Anomalous Atomic Number Contrast in Compositional Backscattered Electron Images of Organic Compounds Due to Cathodoluminescence

It is generally accepted that when multi-component materials are examined with a scanning electron microscope, the contrast differences observed using compositional backscattered electron imaging are due to variations in their average atomic numbers. With increasing atomic number, there is an approximate monotonic increase in backscatter coefficient, which is observed as an increase in the brightness of specimens.
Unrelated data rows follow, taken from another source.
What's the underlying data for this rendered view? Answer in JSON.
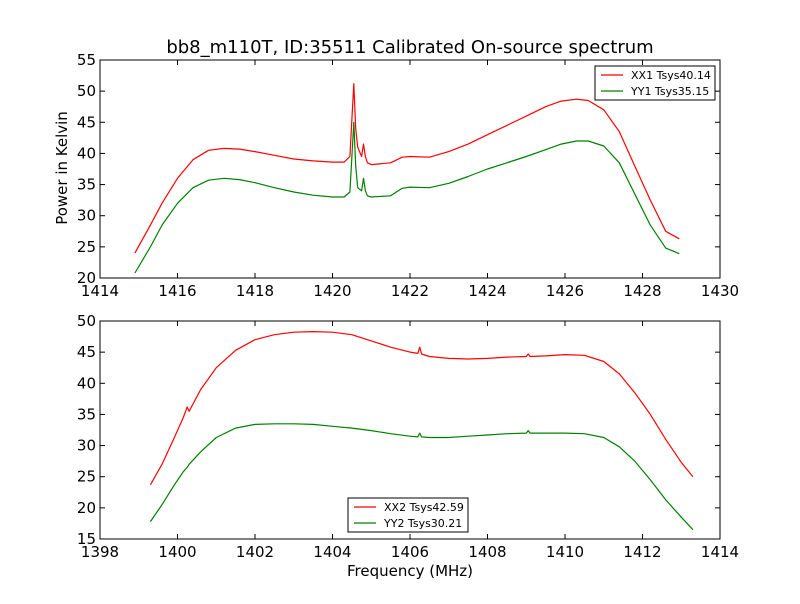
{
  "chart_data": [
    {
      "type": "line",
      "title": "bb8_m110T, ID:35511 Calibrated On-source spectrum",
      "xlabel": "",
      "ylabel": "Power in Kelvin",
      "xlim": [
        1414,
        1430
      ],
      "ylim": [
        20,
        55
      ],
      "xticks": [
        1414,
        1416,
        1418,
        1420,
        1422,
        1424,
        1426,
        1428,
        1430
      ],
      "yticks": [
        20,
        25,
        30,
        35,
        40,
        45,
        50,
        55
      ],
      "grid": false,
      "legend_position": "top-right",
      "series": [
        {
          "name": "XX1 Tsys40.14",
          "color": "#ff0000",
          "x": [
            1414.9,
            1415.3,
            1415.6,
            1416.0,
            1416.4,
            1416.8,
            1417.2,
            1417.6,
            1418.0,
            1418.5,
            1419.0,
            1419.5,
            1420.0,
            1420.3,
            1420.45,
            1420.55,
            1420.6,
            1420.65,
            1420.75,
            1420.8,
            1420.85,
            1420.9,
            1421.0,
            1421.5,
            1421.8,
            1422.0,
            1422.5,
            1423.0,
            1423.5,
            1424.0,
            1424.5,
            1425.0,
            1425.5,
            1425.9,
            1426.3,
            1426.6,
            1427.0,
            1427.4,
            1427.8,
            1428.2,
            1428.6,
            1428.95
          ],
          "values": [
            24.0,
            28.5,
            32.0,
            36.0,
            39.0,
            40.5,
            40.8,
            40.7,
            40.3,
            39.7,
            39.1,
            38.8,
            38.6,
            38.6,
            39.5,
            51.2,
            44.0,
            41.0,
            39.5,
            41.5,
            39.5,
            38.5,
            38.2,
            38.5,
            39.4,
            39.5,
            39.4,
            40.3,
            41.5,
            43.0,
            44.5,
            46.0,
            47.5,
            48.4,
            48.7,
            48.5,
            47.0,
            43.5,
            38.0,
            32.5,
            27.5,
            26.3
          ]
        },
        {
          "name": "YY1 Tsys35.15",
          "color": "#008000",
          "x": [
            1414.9,
            1415.3,
            1415.6,
            1416.0,
            1416.4,
            1416.8,
            1417.2,
            1417.6,
            1418.0,
            1418.5,
            1419.0,
            1419.5,
            1420.0,
            1420.3,
            1420.45,
            1420.55,
            1420.6,
            1420.65,
            1420.75,
            1420.8,
            1420.85,
            1420.9,
            1421.0,
            1421.5,
            1421.8,
            1422.0,
            1422.5,
            1423.0,
            1423.5,
            1424.0,
            1424.5,
            1425.0,
            1425.5,
            1425.9,
            1426.3,
            1426.6,
            1427.0,
            1427.4,
            1427.8,
            1428.2,
            1428.6,
            1428.95
          ],
          "values": [
            20.8,
            25.0,
            28.5,
            32.0,
            34.5,
            35.7,
            36.0,
            35.8,
            35.3,
            34.5,
            33.8,
            33.3,
            33.0,
            33.0,
            33.8,
            45.0,
            38.0,
            34.5,
            34.0,
            36.0,
            34.0,
            33.2,
            33.0,
            33.2,
            34.4,
            34.6,
            34.5,
            35.2,
            36.3,
            37.5,
            38.5,
            39.5,
            40.6,
            41.5,
            42.0,
            42.0,
            41.2,
            38.5,
            33.5,
            28.5,
            24.8,
            23.9
          ]
        }
      ]
    },
    {
      "type": "line",
      "title": "",
      "xlabel": "Frequency (MHz)",
      "ylabel": "",
      "xlim": [
        1398,
        1414
      ],
      "ylim": [
        15,
        50
      ],
      "xticks": [
        1398,
        1400,
        1402,
        1404,
        1406,
        1408,
        1410,
        1412,
        1414
      ],
      "yticks": [
        15,
        20,
        25,
        30,
        35,
        40,
        45,
        50
      ],
      "grid": false,
      "legend_position": "bottom-center",
      "series": [
        {
          "name": "XX2 Tsys42.59",
          "color": "#ff0000",
          "x": [
            1399.3,
            1399.6,
            1399.9,
            1400.15,
            1400.25,
            1400.3,
            1400.6,
            1401.0,
            1401.5,
            1402.0,
            1402.5,
            1403.0,
            1403.5,
            1404.0,
            1404.5,
            1405.0,
            1405.5,
            1406.0,
            1406.2,
            1406.25,
            1406.3,
            1406.5,
            1407.0,
            1407.5,
            1408.0,
            1408.5,
            1409.0,
            1409.05,
            1409.1,
            1409.5,
            1410.0,
            1410.5,
            1411.0,
            1411.4,
            1411.8,
            1412.2,
            1412.6,
            1413.0,
            1413.3
          ],
          "values": [
            23.7,
            27.0,
            31.0,
            34.5,
            36.2,
            35.5,
            39.0,
            42.5,
            45.3,
            47.0,
            47.8,
            48.2,
            48.3,
            48.2,
            47.8,
            46.8,
            45.8,
            45.0,
            44.8,
            45.8,
            44.7,
            44.3,
            44.0,
            43.9,
            44.0,
            44.2,
            44.3,
            44.7,
            44.3,
            44.4,
            44.6,
            44.5,
            43.5,
            41.5,
            38.5,
            35.0,
            31.0,
            27.3,
            25.0
          ]
        },
        {
          "name": "YY2 Tsys30.21",
          "color": "#008000",
          "x": [
            1399.3,
            1399.6,
            1399.9,
            1400.15,
            1400.25,
            1400.3,
            1400.6,
            1401.0,
            1401.5,
            1402.0,
            1402.5,
            1403.0,
            1403.5,
            1404.0,
            1404.5,
            1405.0,
            1405.5,
            1406.0,
            1406.2,
            1406.25,
            1406.3,
            1406.5,
            1407.0,
            1407.5,
            1408.0,
            1408.5,
            1409.0,
            1409.05,
            1409.1,
            1409.5,
            1410.0,
            1410.5,
            1411.0,
            1411.4,
            1411.8,
            1412.2,
            1412.6,
            1413.0,
            1413.3
          ],
          "values": [
            17.8,
            20.5,
            23.5,
            25.8,
            26.5,
            27.0,
            29.0,
            31.3,
            32.8,
            33.4,
            33.5,
            33.5,
            33.4,
            33.1,
            32.8,
            32.4,
            31.9,
            31.5,
            31.4,
            32.0,
            31.4,
            31.3,
            31.3,
            31.5,
            31.7,
            31.9,
            32.0,
            32.4,
            32.0,
            32.0,
            32.0,
            31.9,
            31.3,
            29.8,
            27.5,
            24.5,
            21.3,
            18.5,
            16.5
          ]
        }
      ]
    }
  ]
}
However, what seems to be less generally appreciated is that light emitted from cathodoluminescent compounds, especially organic compounds, will also contribute to the brightness in backscattered electron images, and this may result in anomalous compositional contrast. Backscattered electron detectors used with scanning electron microscopes are either a scintillator or a solid state semiconductor and, in addition to detecting high energy backscattered electrons, these detectors also happen to be very sensitive to light. Anomalous contrast had been observed with several organic pharmaceutically relevant compounds materials, where the images of some low average atomic number materials were unexpectedly brighter than those having higher average atomic numbers. This anomaly was found to be caused by cathodoluminescence. This discovery was a revelation because, if the published literature is an accurate guide, then organic compounds are rarely reported as being cathodoluminescent, whereas there is an abundance of information about the cathodoluminescence of numerous inorganic materials, especially minerals, ceramics and semiconductors. This paper describes several experiments using compositional backscattered electron imaging, elemental X-ray microanalysis and cathodoluminescence spectroscopy, which were performed to explore the cathodoluminescent behavior of several organic compounds that give rise to anomalous image contrast.